In Oregon and Washington, we would always hear Elk bugles ferociously close. That was probably the scariest of what we came across on the whole trail because once we got to Oregon and Washington, it was during their mating season and they’re notoriously territorial and aggressive.
5.) What supplies were you carrying along the way?
Beyond the fact that I’m a photographer and a fly-fisherman—I had a 65 liter backpack, which was overkill. It was way too big, which was a little surprising for what people think. One of my biggest concerns, before I started the trail, was where I was going to get water every day. So what you find out on the trail, was at least once a week, sometimes a little longer, you would get a re-supply of food because you would come across a highway or town.
In a typical backpack, you would carry food, tent, sleeping bag, sleeping pad, clothing, a lighter, cooking gear among other stuff. The average pack weighed without food or water was about 20 pounds. Some of us even carried solar panels on our backpacks to charge our gear. I had my camera gear and two batteries, one lens, a couple of filters and a tripod, which was an additional 7 pounds.
At my heaviest point, which was in the desert section where I carried 8 liters of water, my pack weight about 70 pounds. But as I drank water and ate food, my pack became lighter each day. Everyone else was in the 45-50 pound range.
6.) Any special secret spots you can talk about?
In the big bear area, there was this section of trail called the Deep Creek and a lot of us liked this because there was a hot spring. I followed a day hiker to a cliff jump spot, which was 200 yards off trail and I just ended up spending a day and a half there doing nothing but cliff jumping in 90 degree heat.
There was also lake with a waterfall along the John Muir trail section of the PCT that looked it was in either Tahiti or New Zealand—like it didn’t belong in California.

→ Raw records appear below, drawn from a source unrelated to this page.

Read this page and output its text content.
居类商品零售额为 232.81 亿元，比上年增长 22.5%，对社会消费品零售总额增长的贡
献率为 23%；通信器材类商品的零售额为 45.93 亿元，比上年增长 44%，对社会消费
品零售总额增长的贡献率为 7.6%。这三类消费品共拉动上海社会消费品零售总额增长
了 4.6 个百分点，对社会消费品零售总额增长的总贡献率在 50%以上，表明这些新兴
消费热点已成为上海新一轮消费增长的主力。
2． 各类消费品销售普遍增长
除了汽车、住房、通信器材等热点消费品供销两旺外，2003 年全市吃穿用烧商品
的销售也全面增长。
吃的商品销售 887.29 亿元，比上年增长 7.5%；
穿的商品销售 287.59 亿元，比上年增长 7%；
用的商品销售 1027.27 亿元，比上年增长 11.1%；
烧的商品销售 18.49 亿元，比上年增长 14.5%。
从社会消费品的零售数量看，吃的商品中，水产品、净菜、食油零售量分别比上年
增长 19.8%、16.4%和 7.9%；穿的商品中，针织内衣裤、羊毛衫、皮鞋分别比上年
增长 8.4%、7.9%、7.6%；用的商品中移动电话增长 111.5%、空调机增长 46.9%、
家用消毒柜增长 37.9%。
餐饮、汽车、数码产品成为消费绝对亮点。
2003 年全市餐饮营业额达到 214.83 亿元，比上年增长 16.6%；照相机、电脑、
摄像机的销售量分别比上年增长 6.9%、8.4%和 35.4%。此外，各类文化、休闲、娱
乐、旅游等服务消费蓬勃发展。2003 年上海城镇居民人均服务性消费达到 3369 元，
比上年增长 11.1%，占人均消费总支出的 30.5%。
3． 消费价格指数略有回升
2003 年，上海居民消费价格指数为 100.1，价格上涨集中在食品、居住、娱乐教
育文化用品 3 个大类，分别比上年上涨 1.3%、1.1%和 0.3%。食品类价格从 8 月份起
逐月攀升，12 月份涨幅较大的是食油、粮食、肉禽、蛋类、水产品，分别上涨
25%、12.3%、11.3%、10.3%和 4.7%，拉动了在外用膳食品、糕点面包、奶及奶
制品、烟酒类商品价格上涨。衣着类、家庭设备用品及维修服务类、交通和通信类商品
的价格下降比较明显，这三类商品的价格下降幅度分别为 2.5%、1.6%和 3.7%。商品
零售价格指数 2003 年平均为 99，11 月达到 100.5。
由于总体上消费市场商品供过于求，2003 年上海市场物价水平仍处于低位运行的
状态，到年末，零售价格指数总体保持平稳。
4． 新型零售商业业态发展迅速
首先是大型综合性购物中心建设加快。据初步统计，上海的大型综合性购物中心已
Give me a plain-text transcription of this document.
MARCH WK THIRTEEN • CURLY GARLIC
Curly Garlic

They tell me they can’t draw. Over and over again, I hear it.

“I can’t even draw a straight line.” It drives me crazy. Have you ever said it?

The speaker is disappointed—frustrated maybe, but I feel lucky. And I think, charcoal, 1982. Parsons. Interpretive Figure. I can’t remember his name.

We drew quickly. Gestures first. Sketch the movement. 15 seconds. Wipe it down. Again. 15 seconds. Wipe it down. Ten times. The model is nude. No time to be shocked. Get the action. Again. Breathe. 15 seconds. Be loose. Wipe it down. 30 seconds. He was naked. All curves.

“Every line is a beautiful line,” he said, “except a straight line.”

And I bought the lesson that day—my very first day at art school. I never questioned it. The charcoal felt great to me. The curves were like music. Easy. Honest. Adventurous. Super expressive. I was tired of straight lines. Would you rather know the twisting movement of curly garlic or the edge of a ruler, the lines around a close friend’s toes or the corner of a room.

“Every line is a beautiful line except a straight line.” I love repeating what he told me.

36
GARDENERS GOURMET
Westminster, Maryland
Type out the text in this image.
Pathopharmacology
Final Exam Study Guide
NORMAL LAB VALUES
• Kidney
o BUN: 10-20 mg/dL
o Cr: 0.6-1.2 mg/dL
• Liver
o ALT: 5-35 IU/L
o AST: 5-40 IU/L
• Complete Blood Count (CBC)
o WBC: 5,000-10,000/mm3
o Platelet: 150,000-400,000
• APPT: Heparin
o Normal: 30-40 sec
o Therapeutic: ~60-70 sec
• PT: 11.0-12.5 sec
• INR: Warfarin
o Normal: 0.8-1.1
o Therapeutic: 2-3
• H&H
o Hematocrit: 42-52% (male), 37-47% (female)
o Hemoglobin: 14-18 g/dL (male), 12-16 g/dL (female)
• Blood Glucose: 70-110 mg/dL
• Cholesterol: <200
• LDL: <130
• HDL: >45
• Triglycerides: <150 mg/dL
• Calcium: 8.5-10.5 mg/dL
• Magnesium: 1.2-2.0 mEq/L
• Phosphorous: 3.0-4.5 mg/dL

7.) What was your most memorable moment?
Of course, when you walk towards that northern terminus, seeing the border of Canada after hiking for 180 days straight—that is something I will never ever forget along with the people I did it with. I will never forget that.
It’s really just the small moments that create a giant memory. It changes your life, I get emotional thinking about it. There are so many small memories that create this giant pandemonium moment.
8.) How did your feet feel at the end of the journey?
As far as feet goes, the beginning section was rough because of the blisters and the new stage your feet are going to get into, then towards the latter section of the trail is where injuries occurred. I probably took a week off total.
The first month, every single day, I was popping blisters and covering them up with some sort of bandage. Towards the middle stage of the trail, I was fine, but towards the latter session of the trail, I started getting plantar fasciitis in Oregon—where the muscles in your feet just don’t want to work and you can’t bend your toes. It was very painful, but with a couple of days rest, ice and Ibuprofen, I was fine…and whiskey helps.
9.) Any epic life lessons you want to share?
In retrospect, it’s really funny. I’m a total weirdo and I connected with every single human on that trail and all of us were weirdos, which worked out. We just didn’t care what people thought of us or about how bad we smelled in public. It was a huge life-changing opportunity, especially being from San Clemente, where in high school, image was everything. The whole trail was a life lesson, appreciation of everything—nature, yourself, other people around you.
10.) Do you foresee more long-distance hiking in the near future?
A lot more. In 2017, I’m going to do the Appalachian trail, which goes from Georgia to Maine.
In 2018 I’m hoping to hike the Continental Divide trail, which goes from Mexico to Canada. There’s a trail in Europe that goes from France to the Czech Republic. There’s definitely one in New Zealand that goes the entire span of the country.
Hiking is 100% part of my life now. Slow and steady is the best way to see the Earth.